Apreté la comisura del abrigo dentro del puño. Negué, evidentemente, no podía creer. Tampoco podía creer que las aventuras de Takeru y Hikari continuaron después de derrotar al último enemigo.
—Es fácil para nosotros caer en la tentación, Sora —volvió a hablar, tan tranquila como si nunca le hubiese levantado la voz; siguió sabiéndome mal el que lo hubiera hecho—. Yamato no se sentía culpable de la muerte de mi hermano solo porque no pudo hacer nada para impedirlo, Yamato se odió a sí mismo porque se sentía responsable por ello. Su deber era el de cuidarnos a todos, está en la luz que representa su corazón. La Amistad lo eligió a él porque él es de aquellos que no pueden dejar a un amigo atrás. ¿Crees que fue coincidencia haber presenciado la pelea de Porrotmon y Greymon en Hikarigaoka? ¿Que cada uno fuese elegido por un emblema del que se suponía representó un desafío el hacerlo brillar?

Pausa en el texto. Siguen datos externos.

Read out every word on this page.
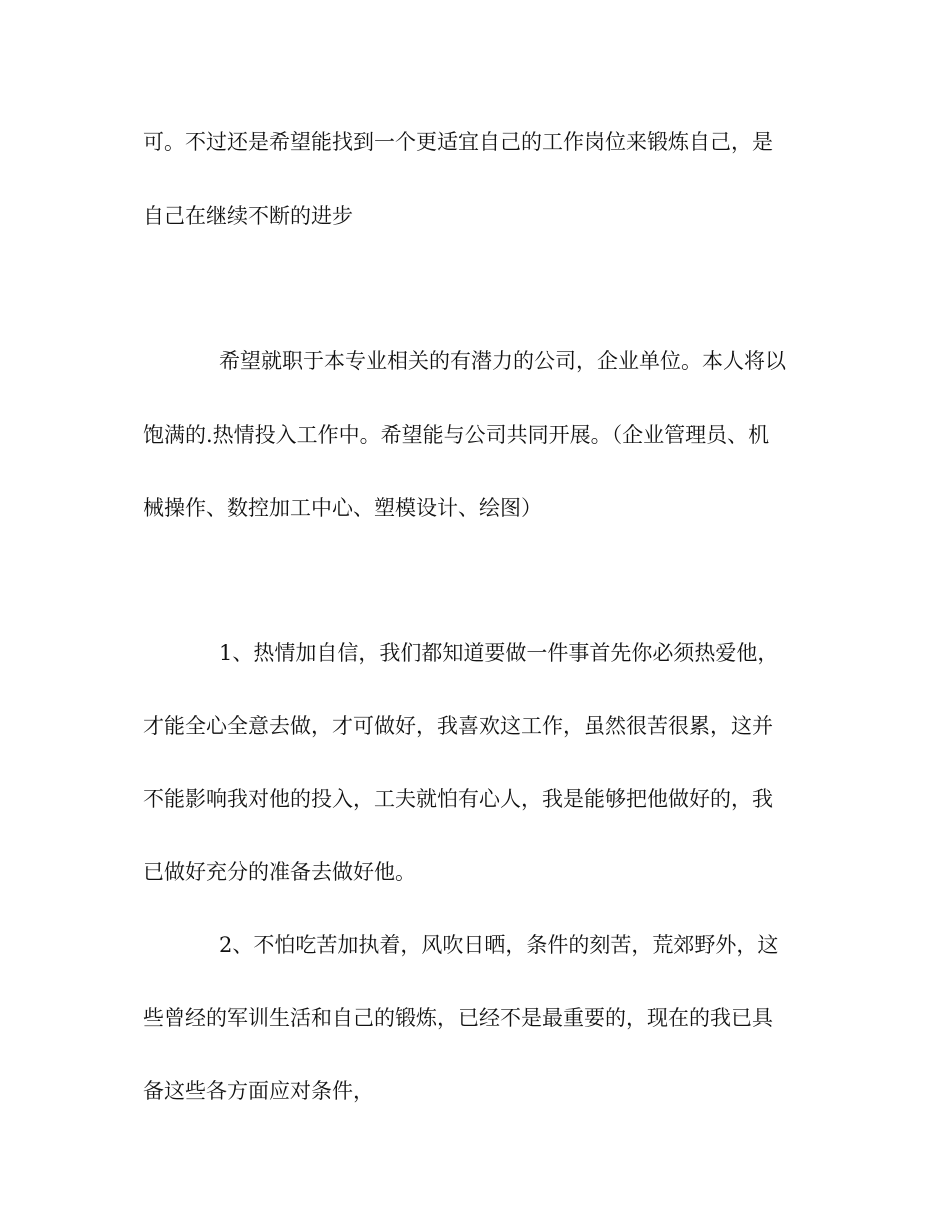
可。不过还是希望能找到一个更适宜自己的工作岗位来锻炼自己，是
自己在继续不断的进步
希望就职于本专业相关的有潜力的公司，企业单位。本人将以
饱满的.热情投入工作中。希望能与公司共同开展。（企业管理员、机
械操作、数控加工中心、塑模设计、绘图）
1、热情加自信，我们都知道要做一件事首先你必须热爱他，
才能全心全意去做，才可做好，我喜欢这工作，虽然很苦很累，这并
不能影响我对他的投入，工夫就怕有心人，我是能够把他做好的，我
已做好充分的准备去做好他。
2、不怕吃苦加执着，风吹日晒，条件的刻苦，荒郊野外，这
些曾经的军训生活和自己的锻炼，已经不是最重要的，现在的我已具
备这些各方面应对条件，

»Tienes la fuerza del amor latiendo dentro de ti, Sora, pero tan fuerte como es, asimismo, si no lo alimentas su ritmo decaerá y dejará de existir; fue lo que me sucedió a mí cuando me rendí a la oscuridad, es lo que te sucede ahora que estás haciendo a todos a un lado. Es como una llama que se va apagando poco a poco, lo que nos hace fuertes es también nuestra mayor debilidad.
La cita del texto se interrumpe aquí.